Make chlorine for pool service

HakunaMatata

In The Industry
Oct 13, 2023
2
Eustis florida
Hello, im the owner of a pool cleaning service in business for over 15 years now in Florida. With today's economy and prices rising drastically all the time I'm exploring ways to reduce my costs. I've had a thought for awhile now and just wanted to get others input before I try an experiment to see if it would work.

Sodium hypochlorite, aka chlorine is one of my biggest expenses as I go through about 120 gallons every week, during season anyways. I'm curious if I could use a 40k salt generator system and a 125 gallon tank to make chlorine in high enough concentration to use for my pools instead of buying it from a distributor.

My thought is to take the 125 gallon tank and plum in a 3/4 hp pool pump, install a 40k salt system, install a filter (most likely a hayward c900 as I have used units), add the water and salt necessary to achieve proper salt level, add stabilizer so the chlorine level will hold, and run the salt generator at 100% all week, then just use that to fill my empty chlorine jugs.
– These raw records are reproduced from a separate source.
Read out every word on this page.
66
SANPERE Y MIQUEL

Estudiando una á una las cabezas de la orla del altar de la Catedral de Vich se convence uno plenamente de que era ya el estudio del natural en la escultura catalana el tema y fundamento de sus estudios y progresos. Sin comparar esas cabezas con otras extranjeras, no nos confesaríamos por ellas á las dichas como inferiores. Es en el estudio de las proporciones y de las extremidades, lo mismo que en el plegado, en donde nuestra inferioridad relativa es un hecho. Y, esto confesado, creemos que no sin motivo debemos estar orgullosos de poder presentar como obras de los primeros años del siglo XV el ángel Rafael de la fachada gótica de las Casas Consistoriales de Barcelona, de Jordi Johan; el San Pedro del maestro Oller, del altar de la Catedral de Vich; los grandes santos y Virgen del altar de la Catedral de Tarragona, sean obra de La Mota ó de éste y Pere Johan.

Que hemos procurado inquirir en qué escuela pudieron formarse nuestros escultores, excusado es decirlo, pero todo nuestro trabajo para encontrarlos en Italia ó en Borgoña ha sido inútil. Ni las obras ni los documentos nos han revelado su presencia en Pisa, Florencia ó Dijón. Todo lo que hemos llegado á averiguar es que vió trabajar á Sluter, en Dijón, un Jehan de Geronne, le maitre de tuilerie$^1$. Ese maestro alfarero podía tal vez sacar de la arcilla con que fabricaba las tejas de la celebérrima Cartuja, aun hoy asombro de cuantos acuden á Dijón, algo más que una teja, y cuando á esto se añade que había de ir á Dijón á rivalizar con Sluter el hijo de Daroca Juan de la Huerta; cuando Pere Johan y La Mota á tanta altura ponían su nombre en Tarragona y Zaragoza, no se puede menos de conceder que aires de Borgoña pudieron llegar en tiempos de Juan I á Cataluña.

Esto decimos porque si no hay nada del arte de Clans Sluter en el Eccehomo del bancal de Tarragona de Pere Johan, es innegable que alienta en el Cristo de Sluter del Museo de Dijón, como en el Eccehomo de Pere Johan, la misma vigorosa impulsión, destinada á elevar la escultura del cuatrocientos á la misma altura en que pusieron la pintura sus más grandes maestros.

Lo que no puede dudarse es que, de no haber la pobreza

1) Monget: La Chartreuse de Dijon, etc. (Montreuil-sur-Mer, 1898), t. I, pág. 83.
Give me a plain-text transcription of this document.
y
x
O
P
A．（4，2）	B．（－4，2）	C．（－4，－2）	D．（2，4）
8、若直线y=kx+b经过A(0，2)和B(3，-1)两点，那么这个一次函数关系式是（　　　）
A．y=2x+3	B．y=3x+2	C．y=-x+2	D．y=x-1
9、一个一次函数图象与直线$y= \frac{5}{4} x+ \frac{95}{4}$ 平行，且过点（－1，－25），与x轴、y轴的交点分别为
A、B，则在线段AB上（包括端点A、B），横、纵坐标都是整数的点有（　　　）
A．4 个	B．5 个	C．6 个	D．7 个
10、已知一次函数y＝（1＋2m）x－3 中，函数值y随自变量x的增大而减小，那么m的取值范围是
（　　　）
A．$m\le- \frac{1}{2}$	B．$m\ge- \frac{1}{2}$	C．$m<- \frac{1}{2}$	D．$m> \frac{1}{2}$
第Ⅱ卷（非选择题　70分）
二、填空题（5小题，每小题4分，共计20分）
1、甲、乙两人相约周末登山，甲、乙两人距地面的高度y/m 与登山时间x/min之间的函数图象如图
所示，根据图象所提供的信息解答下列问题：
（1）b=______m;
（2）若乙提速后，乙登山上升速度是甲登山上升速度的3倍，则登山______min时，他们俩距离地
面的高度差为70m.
I do not know what level or % of chlorine this would actually produce, therfore I have no idea if it would actually work as a replacement for distributor bought chlorine. However even if I had to use double the amount (due to lower %) in my pools, in the long run it would save me a great deal on $.

Another concern I have would be the amount of salt added to each chlorine pool as the generated chlorine would have a high salt level in it. Yes all chlorine has salt in it, but much lower levels than what I would be making. Only way I know to lower the salt level would be to use a reverse osmosis filter, but normally those don't work well with high chlorine levels. Distillation isn't an option due to the hazards it could cause. I am in Florida so lots of rain and leaks in pools would help reduce salt levels, just not sure if it would be enough.

Any thoughts you may have on this would be appreciated.
 
Welcome to TFP.

The numbers don't work. An IC40 will generate 1.4lbs/day and an IC60 2lbs/day.

An IC40 can generate the equivalent of 1.7 gallons of 10% liquid chlorine in a day.

So it will take 70 IC40 cells to generate the 120 gallons you need.
 
Welcome to TFP! As a pool service company, you don’t pay retail for chlorine, do you? Other than the storage of the bulk chlorine you purchase, isn’t the price of chlorine factored into the monthly fee your clients pay you?